The threshold values used in the ‘tree procedure’ to discriminate the three typologies of plastics was inferred from the analysis of the virgin materials and tested with the polymers in flakes and the original shape.
4. Conclusions
The aim of this work is the characterization via the hyperspectral analysis of different plastic materials and the development of an effective methodology for their separation in a mechanical recycling plant. The results obtained by applying the hyperspectral image analysis confirm the effectiveness of this innovative methodology in the characterization of plastic materials, both in the case of traditional plastics and bio-plastics. Reflectance values depend on several factors such as: (1) the thickness of the material; (2) lighting conditions; (3) the characteristics of the instrumentation used. Nevertheless, in spite of the device employed to extract spectral signatures (spectrometer platform rather than spectroradiometer) and the shape of the sample (virgin granules, flakes or original shape of the waste), each polymer presents peculiar features (remarkable absorption peaks at characteristic wavelengths) that can be employed to set up the separation procedure. It is also observed that spectral signatures in the VIS wavelength range (400–1000 nm) are influenced by the color of the material, while in the NIR range (900–1700 nm) they are related only to the chemical structure of the material.
It is worth noting that among the different types of waste, for each polymer the spectral signatures of samples in flakes presented the most pronounced absorption depths compared to the samples of the same polymer in pieces or with the original shape.

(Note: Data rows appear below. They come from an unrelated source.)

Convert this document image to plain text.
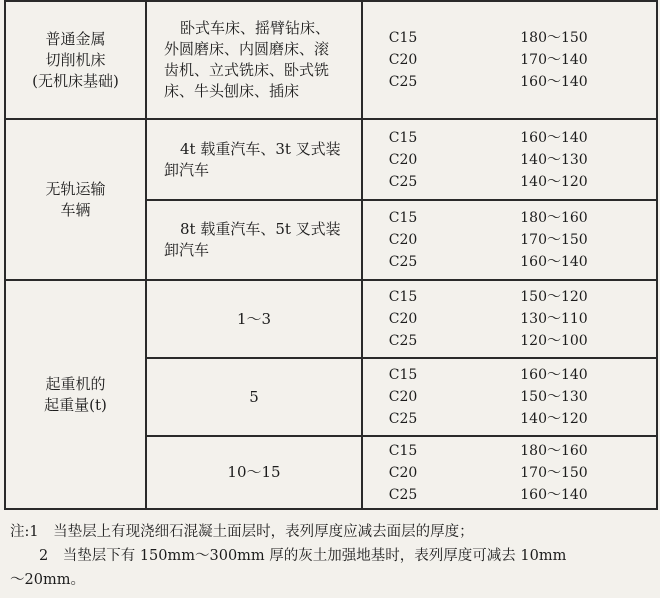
普通金属
切削机床
(无机床基础)
卧式车床、摇臂钻床、
外圆磨床、内圆磨床、滚
齿机、立式铣床、卧式铣
床、牛头刨床、插床
C15
C20
C25
180～150
170～140
160～140
无轨运输
车辆
4t 载重汽车、3t 叉式装
卸汽车
C15
C20
C25
160～140
140～130
140～120
8t 载重汽车、5t 叉式装
卸汽车
C15
C20
C25
180～160
170～150
160～140
起重机的
起重量(t)
1～3
C15
C20
C25
150～120
130～110
120～100
5
C15
C20
C25
160～140
150～130
140～120
10～15
C15
C20
C25
180～160
170～150
160～140
注:1　当垫层上有现浇细石混凝土面层时，表列厚度应减去面层的厚度；
　　2　当垫层下有 150mm～300mm 厚的灰土加强地基时，表列厚度可减去 10mm
～20mm。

The application of the Continuum Removal method has highlighted the characteristic peaks of each material, making it possible to increase the absorption peaks of samples in pieces, and thus contributing to significantly improving the spectral signatures measured.

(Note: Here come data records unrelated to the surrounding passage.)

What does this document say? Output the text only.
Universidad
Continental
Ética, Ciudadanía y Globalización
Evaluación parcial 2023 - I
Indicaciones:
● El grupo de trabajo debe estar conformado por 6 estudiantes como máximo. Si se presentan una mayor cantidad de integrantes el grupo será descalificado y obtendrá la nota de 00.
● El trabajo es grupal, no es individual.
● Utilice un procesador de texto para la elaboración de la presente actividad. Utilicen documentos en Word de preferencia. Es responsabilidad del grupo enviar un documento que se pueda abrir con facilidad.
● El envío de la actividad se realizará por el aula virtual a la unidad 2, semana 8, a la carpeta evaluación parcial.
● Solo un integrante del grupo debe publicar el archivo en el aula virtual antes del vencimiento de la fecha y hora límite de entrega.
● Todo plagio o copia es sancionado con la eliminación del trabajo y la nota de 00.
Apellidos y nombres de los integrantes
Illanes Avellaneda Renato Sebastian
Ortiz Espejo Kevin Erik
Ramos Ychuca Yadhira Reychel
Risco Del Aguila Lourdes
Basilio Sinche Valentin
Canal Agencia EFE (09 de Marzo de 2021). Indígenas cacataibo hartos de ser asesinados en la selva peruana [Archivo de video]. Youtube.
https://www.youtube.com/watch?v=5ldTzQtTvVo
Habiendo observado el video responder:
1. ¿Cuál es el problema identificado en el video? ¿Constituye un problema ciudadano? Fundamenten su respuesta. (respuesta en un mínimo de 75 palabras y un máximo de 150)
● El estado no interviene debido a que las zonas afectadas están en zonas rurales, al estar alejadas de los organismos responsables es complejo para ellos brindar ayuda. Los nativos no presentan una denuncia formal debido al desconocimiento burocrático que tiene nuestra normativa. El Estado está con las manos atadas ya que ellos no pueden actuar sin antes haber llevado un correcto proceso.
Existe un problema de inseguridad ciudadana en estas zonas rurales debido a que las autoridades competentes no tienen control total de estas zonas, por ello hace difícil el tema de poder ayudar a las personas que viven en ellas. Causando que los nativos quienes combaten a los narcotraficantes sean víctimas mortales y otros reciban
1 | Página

In order to identify the wavelengths useful for the discrimination of materials to be employed for the construction of hyperspectral indexes, the correlation matrix is computed, which proved to be a valid instrument for the detection of key wavelengths. Using the wavelengths provided by the correlation matrix, hyperspectral indices are calculated as the ratio of reflectance values at different, key wavelengths.
The hyperspectral indexes are used to separate each pair of materials, namely PET and PS, PET and PLA, PLA and PS, obtaining very satisfactory separation accuracy (spectral signatures correctly assigned to the material class).